The Lord proceeds to explain what was behind and above this in the words that follow. “All that the Father giveth me shall come unto me; and him that cometh unto me I will in nowise cast out. For I am descended from heaven not to do my will, but the will of him that sent me.” (Vers. 37, 88.) This then is the key, and it is twofold; and only in this largeness do we know the truth. If either side be seen to the exclusion of the other, the teaching is imperfect, and the consequences are apt to be error on this hand or on that. The reprobationist presses the first clause; the Arminian the second. Neither gives its due weight to the clause they respectively omit. The theologian who sees only the divine decrees pays little heed to the encouragement given by the Lord to the individual that comes unto Him. The advocate of what he calls free-will seeks to neutralize, if he does not absolutely ignore, the declaration that all the Father gives to Christ shall come unto Him; and no wonder, for it is an assertion of His sovereignty, which is inexplicable on his, own theory. But the hard lines of reprobationism can as little admit cordially the Lord's assurance of a welcome to him that comes unto Him. The purpose of the Father is as sure as the Son's reception of all that come to Him. The unbelief of Israel, favored as they were, did not enfeeble the counsels of the Father: and the Son would not refuse the vilest or most hostile that came to Him. The reason given is most touching. He was thoroughly the servant of God in this. Come to Him who might, He had come down from heaven to save, not to do His own will. It was for the Father to choose and give. He had descended to save, and would in nowise cast out even the man who had reviled Himself most. He was the Father's servant in salvation as in all else.

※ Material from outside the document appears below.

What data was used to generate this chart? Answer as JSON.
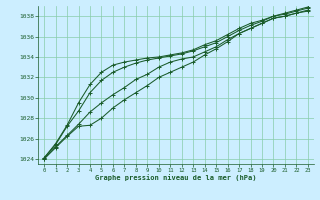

This is carried out still more fully in verses 39, 40, where the Lord says, “And this is the will of him who sent me, that of all which he hath given me I should lose nothing, but should raise it up at the last day. For this is the will of my Father, that every one who seeth the Son, and believeth on him, should have life eternal, and I will raise him up at the last day.” Thus, on the one hand, He who sent Christ, and gave Him in His sovereign grace, fails in nothing of His will, for Christ loses nothing of it; on the other hand, Christ abides the test for every soul of man who receives life eternal in Min by faith alone; while in both cases, whether for the whole, or for each individual, Christ raises up when man's day is ended forever. All hope of present deliverance for men in the flesh, or dead, as they were under the Messiah, as they fondly dreamed, was vain. The Father's will, whether for His people as a whole, or individually, shall stand: the whole that He has given to the Son shall be kept, and every believer in Him has life everlasting, as Christ's raising will prove for both when the last day comes.